Tandon Manish, Karna Sunaina Tejpal, Pandey Chandra Kant, Chaturvedi Ravindra
Institute of Liver and Biliary Sciences, New Delhi 110070, India.
World J Hepatol. 2017 Nov 28;9(33):1253-1260. doi: 10.4254/wjh.v9.i33.1253.

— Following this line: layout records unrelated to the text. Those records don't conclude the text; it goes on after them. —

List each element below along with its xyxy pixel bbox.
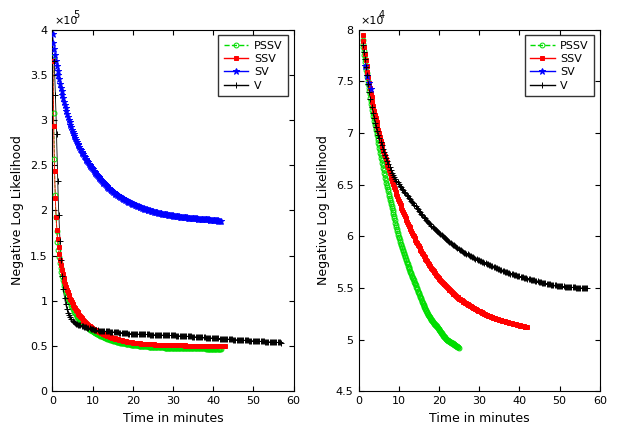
Text: ×10: ×10 [54, 16, 78, 26]
Text: 5: 5 [73, 10, 79, 20]
X-axis label: Time in minutes: Time in minutes [429, 412, 530, 425]
Text: 4: 4 [379, 10, 385, 20]
Legend: PSSV, SSV, SV, V: PSSV, SSV, SV, V [525, 35, 595, 96]
Y-axis label: Negative Log Likelihood: Negative Log Likelihood [317, 136, 331, 286]
X-axis label: Time in minutes: Time in minutes [122, 412, 223, 425]
Legend: PSSV, SSV, SV, V: PSSV, SSV, SV, V [218, 35, 288, 96]
Y-axis label: Negative Log Likelihood: Negative Log Likelihood [11, 136, 24, 286]
Text: ×10: ×10 [361, 16, 384, 26]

Heart failure (HF) following liver transplant (LT) surgery is a distinct clinical entity with high mortality. It is known to occur in absence of obvious risk factors. No preoperative workup including electrocardiogram, echocardiography at rest and on stress, reasonably prognosticates the risk. In patients of chronic liver disease, cirrhotic cardiomyopathy, alcoholic cardiomyopathy, and stress induced cardiomyopathy have each been implicated as a cause for HF after LT. However distinguishing one etiology from another not only is difficult, several etiologies may possibly coexist in a given patient. Diagnostic dilemma is further compounded by the fact that presentation and management of HF irrespective of the possible underlying cause, remains the same. In this case series, 6 cases are presented and in the light of existing literature modification in the preoperative workup are suggested.
肝移植(LT)手术后发生的心力衰竭(HF)是一种死亡率很高的独特临床实体。已知其在没有明显危险因素的情况下发生。包括心电图、静息和负荷超声心动图在内的术前检查均无法合理预测这种风险。在慢性肝病患者中,肝硬化性心肌病、酒精性心肌病和应激性心肌病都被认为是肝移植后发生心力衰竭的原因。然而,区分一种病因与另一种病因不仅困难,而且在特定患者中几种病因可能同时存在。由于无论潜在病因如何,心力衰竭的表现和管理都相同,这进一步加剧了诊断困境。在本病例系列中,报告了6例病例,并根据现有文献对术前检查提出了改进建议。